Raid aereo a Sanaa, Yemen. Fonte: Wikimedia Commons.

Raid aereo a Sanaa, Yemen. Fonte: Wikimedia Commons.

L’imposizione dell’embargo sarebbe dovuta, in particolare, alle violazioni dell’Arabia Saudita in Yemen e al timore che le armi vengano utilizzate nella campagna saudita nel Paese.

I membri del Parlamento Europeo, durante la seduta che si è tenuta mercoledì 13 settembre 2017 nella città francese di Strasburgo, hanno sottolineato che l’esportazione di armi all’Arabia Saudita è contraria alla posizione dei Paesi dell’Unione.

In tale occasione, il Parlamento ha votato la decisione dell’imposizione dell’embargo al Paese del Golfo, invitando, inoltre, alla creazione di un ente di controllo per le operazioni di vendita delle armi e all’imposizione di sanzioni contro tutti i Paesi europei che non rispettano la posizione dell’Unione.

La decisione del Parlamento Europeo include tre questioni importanti. La prima è la mancanza di strumenti comuni a livello europeo per l’acquisto di armi. La seconda questione riguarda la creazione di un comitato di controllo e l’imposizione di sanzioni nei confronti dei Paesi che non si rispettano la posizione dell’Europa. La terza questione è l’imposizione di un embargo sulla vendita di armi all’Arabia Saudita.
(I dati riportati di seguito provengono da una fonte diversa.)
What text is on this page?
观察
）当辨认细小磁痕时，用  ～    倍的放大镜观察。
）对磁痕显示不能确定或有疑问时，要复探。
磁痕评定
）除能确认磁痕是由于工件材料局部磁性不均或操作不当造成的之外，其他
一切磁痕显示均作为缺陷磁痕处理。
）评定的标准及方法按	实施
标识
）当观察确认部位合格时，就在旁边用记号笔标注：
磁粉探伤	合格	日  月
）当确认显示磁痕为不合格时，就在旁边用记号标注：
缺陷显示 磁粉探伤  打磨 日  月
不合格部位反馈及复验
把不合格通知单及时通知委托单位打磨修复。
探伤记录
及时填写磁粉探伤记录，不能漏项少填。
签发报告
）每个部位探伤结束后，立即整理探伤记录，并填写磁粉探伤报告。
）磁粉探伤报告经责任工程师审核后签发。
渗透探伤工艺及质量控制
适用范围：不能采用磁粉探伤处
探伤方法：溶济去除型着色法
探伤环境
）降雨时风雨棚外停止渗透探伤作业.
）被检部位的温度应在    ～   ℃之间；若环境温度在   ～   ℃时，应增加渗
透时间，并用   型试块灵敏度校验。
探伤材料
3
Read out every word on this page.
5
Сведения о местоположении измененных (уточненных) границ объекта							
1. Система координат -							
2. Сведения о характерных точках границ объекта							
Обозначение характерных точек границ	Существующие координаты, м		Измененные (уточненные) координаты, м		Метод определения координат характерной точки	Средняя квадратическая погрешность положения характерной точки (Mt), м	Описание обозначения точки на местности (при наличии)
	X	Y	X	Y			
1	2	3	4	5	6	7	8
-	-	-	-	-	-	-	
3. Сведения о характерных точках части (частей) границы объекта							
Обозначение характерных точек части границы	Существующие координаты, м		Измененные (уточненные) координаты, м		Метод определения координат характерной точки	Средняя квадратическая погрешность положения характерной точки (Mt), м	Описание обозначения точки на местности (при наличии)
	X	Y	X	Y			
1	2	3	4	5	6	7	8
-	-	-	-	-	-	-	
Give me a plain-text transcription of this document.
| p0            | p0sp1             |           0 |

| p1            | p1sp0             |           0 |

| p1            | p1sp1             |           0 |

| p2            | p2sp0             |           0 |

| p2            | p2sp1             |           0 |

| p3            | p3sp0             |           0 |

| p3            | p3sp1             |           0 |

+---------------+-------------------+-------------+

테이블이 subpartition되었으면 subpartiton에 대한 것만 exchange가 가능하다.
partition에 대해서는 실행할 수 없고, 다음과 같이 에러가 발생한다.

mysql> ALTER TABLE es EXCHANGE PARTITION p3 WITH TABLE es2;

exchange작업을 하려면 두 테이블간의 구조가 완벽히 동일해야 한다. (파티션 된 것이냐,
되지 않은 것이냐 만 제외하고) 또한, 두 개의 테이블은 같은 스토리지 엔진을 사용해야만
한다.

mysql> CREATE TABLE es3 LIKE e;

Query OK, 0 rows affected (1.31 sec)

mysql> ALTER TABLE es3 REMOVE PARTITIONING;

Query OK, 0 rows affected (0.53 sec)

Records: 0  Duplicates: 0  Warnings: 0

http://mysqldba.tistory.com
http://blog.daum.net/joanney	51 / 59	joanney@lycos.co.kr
Il Parlamento, inoltre, ha invitato i Paesi Europei a potenziare la trasparenza in merito agli accordi di vendita di armi e al controllo dell’utilizzo delle stesse dopo l’acquisto.

Secondo quanto riferito da Al-Jazeera in lingua araba, la paura dell’Unione Europea in merito alla questione della vendita di armi all’Arabia Saudita non sarebbe una novità. Il 25 febbraio 2016, infatti, durante una riunione, il Parlamento aveva chiesto di imporre un embargo sulla vendita di armi a Riad, a causa delle sue attività in Yemen.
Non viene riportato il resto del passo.